Thomas Graves, St. Paul on the Lake parish, Grosse Pointe Farms
I love to read God’s word in the morning. I light a candle to mark God’s time. Then I pray for the Holy Spirit to speak to me through the words I read. I read the Bible. And then I close by praying that God would use his word to guide me and to allow me to guide others to the heart of Jesus. It is amazing how often something happens — and I have the “right words” because I read the Bible that day.
Monsignor Patrick Halfpenny, St. Paul on the Lake parish, Grosse Pointe Farms
When praying, I read it aloud. God’s word is meant to be heard.
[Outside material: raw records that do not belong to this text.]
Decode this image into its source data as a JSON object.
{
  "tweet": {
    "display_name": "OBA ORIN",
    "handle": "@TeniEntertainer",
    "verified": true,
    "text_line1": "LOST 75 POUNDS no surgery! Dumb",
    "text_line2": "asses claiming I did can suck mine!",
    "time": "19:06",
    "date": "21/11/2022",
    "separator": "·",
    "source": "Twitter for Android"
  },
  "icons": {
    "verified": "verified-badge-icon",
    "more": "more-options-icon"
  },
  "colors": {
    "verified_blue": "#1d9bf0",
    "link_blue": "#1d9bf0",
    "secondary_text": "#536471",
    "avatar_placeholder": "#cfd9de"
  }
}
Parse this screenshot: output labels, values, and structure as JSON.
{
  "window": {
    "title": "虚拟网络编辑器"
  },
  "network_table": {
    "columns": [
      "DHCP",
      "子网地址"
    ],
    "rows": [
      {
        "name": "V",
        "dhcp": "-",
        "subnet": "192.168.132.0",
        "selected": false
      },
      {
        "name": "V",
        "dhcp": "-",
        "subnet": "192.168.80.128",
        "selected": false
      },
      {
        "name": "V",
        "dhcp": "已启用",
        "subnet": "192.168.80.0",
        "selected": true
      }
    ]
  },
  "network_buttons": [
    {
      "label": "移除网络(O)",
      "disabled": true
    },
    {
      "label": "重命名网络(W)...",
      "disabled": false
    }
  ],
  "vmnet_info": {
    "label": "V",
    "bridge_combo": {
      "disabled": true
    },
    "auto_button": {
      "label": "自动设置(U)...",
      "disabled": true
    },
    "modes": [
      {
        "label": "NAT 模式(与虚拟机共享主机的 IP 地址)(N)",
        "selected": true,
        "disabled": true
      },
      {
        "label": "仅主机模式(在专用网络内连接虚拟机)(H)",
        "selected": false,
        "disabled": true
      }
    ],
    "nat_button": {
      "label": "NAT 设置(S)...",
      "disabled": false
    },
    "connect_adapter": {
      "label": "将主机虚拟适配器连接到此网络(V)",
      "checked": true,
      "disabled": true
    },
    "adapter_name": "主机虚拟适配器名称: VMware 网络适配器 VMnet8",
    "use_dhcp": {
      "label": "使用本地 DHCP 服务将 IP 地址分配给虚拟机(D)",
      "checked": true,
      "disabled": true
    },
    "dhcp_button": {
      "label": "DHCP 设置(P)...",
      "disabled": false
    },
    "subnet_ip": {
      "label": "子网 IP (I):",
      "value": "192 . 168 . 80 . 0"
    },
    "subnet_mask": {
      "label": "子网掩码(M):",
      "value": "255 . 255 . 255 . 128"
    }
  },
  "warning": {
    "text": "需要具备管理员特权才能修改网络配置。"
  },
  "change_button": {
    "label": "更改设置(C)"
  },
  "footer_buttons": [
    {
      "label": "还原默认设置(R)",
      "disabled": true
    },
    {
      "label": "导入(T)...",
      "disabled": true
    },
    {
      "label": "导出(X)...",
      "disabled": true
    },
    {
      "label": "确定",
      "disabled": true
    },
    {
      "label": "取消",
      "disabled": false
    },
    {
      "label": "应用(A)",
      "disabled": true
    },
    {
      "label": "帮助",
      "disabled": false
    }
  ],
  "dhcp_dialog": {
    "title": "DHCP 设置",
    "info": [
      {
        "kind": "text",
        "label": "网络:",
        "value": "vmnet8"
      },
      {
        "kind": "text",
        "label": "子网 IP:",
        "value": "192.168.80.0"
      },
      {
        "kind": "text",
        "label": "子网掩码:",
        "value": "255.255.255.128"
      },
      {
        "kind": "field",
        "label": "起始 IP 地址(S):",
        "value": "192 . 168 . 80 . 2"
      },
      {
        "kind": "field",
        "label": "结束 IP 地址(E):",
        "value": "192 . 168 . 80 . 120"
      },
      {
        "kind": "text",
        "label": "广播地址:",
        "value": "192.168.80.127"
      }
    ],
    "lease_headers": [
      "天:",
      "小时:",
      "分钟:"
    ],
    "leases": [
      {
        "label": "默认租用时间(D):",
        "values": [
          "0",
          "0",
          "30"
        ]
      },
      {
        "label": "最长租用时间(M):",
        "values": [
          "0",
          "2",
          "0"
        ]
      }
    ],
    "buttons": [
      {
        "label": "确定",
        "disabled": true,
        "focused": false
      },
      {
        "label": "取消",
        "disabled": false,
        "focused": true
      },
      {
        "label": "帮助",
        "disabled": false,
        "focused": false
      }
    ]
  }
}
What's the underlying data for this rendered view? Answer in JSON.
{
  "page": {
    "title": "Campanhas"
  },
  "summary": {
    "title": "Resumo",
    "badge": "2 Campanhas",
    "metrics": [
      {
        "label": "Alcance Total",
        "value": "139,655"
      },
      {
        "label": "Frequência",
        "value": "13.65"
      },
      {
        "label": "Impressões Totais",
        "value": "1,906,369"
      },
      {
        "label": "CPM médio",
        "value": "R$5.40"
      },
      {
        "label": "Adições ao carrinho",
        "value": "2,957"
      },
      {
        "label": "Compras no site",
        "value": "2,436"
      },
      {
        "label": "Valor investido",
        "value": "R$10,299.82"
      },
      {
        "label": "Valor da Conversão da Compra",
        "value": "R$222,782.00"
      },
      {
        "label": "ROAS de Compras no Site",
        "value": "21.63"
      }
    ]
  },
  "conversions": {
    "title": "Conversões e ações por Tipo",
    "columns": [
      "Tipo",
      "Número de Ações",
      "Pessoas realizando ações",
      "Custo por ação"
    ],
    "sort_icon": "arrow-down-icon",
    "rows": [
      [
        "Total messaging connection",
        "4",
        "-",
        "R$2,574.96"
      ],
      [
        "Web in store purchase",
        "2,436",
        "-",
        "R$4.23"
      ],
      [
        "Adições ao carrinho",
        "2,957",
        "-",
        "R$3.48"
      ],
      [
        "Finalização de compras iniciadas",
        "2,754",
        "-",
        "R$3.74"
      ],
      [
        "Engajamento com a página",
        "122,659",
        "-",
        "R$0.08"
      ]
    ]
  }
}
I ask the Holy Spirit to lead me to the word or image that he wants to use to shape my heart.
Renee Bates, St. John Vianney parish, Shelby Township
With an open mind, an open heart and an honest desire to understand what God is telling me.
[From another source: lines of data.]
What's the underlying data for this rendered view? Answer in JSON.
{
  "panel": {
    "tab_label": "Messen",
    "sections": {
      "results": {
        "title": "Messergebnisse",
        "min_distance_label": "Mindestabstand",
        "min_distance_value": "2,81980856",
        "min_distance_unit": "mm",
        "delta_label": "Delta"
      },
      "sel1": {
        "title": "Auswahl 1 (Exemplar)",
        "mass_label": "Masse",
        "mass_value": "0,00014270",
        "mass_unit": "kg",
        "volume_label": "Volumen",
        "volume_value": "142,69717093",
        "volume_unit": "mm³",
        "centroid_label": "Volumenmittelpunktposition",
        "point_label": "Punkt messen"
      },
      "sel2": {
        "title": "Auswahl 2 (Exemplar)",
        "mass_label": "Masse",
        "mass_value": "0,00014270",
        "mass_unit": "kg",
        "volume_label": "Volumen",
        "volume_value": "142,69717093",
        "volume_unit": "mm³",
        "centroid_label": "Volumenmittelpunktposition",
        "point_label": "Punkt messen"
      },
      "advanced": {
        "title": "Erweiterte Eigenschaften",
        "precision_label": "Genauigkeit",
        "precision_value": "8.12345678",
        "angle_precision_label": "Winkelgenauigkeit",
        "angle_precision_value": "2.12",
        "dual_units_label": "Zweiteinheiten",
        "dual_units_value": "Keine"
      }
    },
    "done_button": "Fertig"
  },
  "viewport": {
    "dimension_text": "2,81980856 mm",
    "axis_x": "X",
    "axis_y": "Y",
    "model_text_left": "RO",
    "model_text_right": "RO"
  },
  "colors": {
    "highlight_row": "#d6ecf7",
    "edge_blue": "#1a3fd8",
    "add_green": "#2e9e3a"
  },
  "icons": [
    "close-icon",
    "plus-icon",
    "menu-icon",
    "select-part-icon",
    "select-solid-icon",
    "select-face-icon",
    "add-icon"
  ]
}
Prateep Ghose , St. Mary, Our Lady of the Snows parish, Milford
I approach sacred Scripture as the living word of God speaking to me today in the 21st century as it did to the believers in the first century. I find that each time I read the Gospels, particularly, I find new meaning which I hadn’t realized before. The Gospels are a source of inspiration and comfort to me, giving me a warm feeling that our Lord Jesus is with me, walking with me, next to me.
Susanne Kain, Our Lady of Good Counsel parish, Plymouth
Ever since I took the Oremus study and learned Lectio Divina, I have been using the daily readings in that fashion. This method of prayer intentionally slows me down, and the Lord never fails to give me one word or phrase from his Scriptures into my new day to ponder over, pray with and attempt to live well.
James Flaherty, Our Lady Star of the Sea parish, Grosse Pointe Woods
I start each day with the daily Magnificat readings, followed by the Mass readings. With the New American Bible on my same device, quotes that seem difficult to understand are readily found and context is provided. It makes Scripture much more understandable.
Anthony Wheeler, St. Mary Magdalen parish, Melvindale
I really enjoy Lectio Divina. It allows me to be calm and absorb God’s message. I feel that I am experiencing Scripture rather than reading it.
Jean Corbat, Immaculate Conception parish, Ira Township
Reading and reflection have led me to a spiritual relationship. A favorite Scripture passage is Exodus 33:16-23 and 34:5-9. Moses’ relationship with the Lord God offers us a vehicle to have the same relationship with God, Jesus and the Holy Spirit. We each have an opportunity to be an intimate friend.
Jennifer Marheine, St. Daniel parish, Clarkston
I approach the Scriptures with a deep appreciation for what I can learn from them. They are the word of God. Each passage can teach you something new depending on what is currently going on in your life. There is hope, wisdom and love to be gained from reading and rereading Scripture.
Patti Michaelson, Our Lady of Good Counsel parish, Plymouth
I approach with the Holy Spirit leading me and leaving me with an open heart to receive the Father’s love. Scripture is his love letter to us. I read slowly, one word at a time … stop and listen to what God is telling me. I can read the same verse many times, only to be surprised when it speaks to my heart.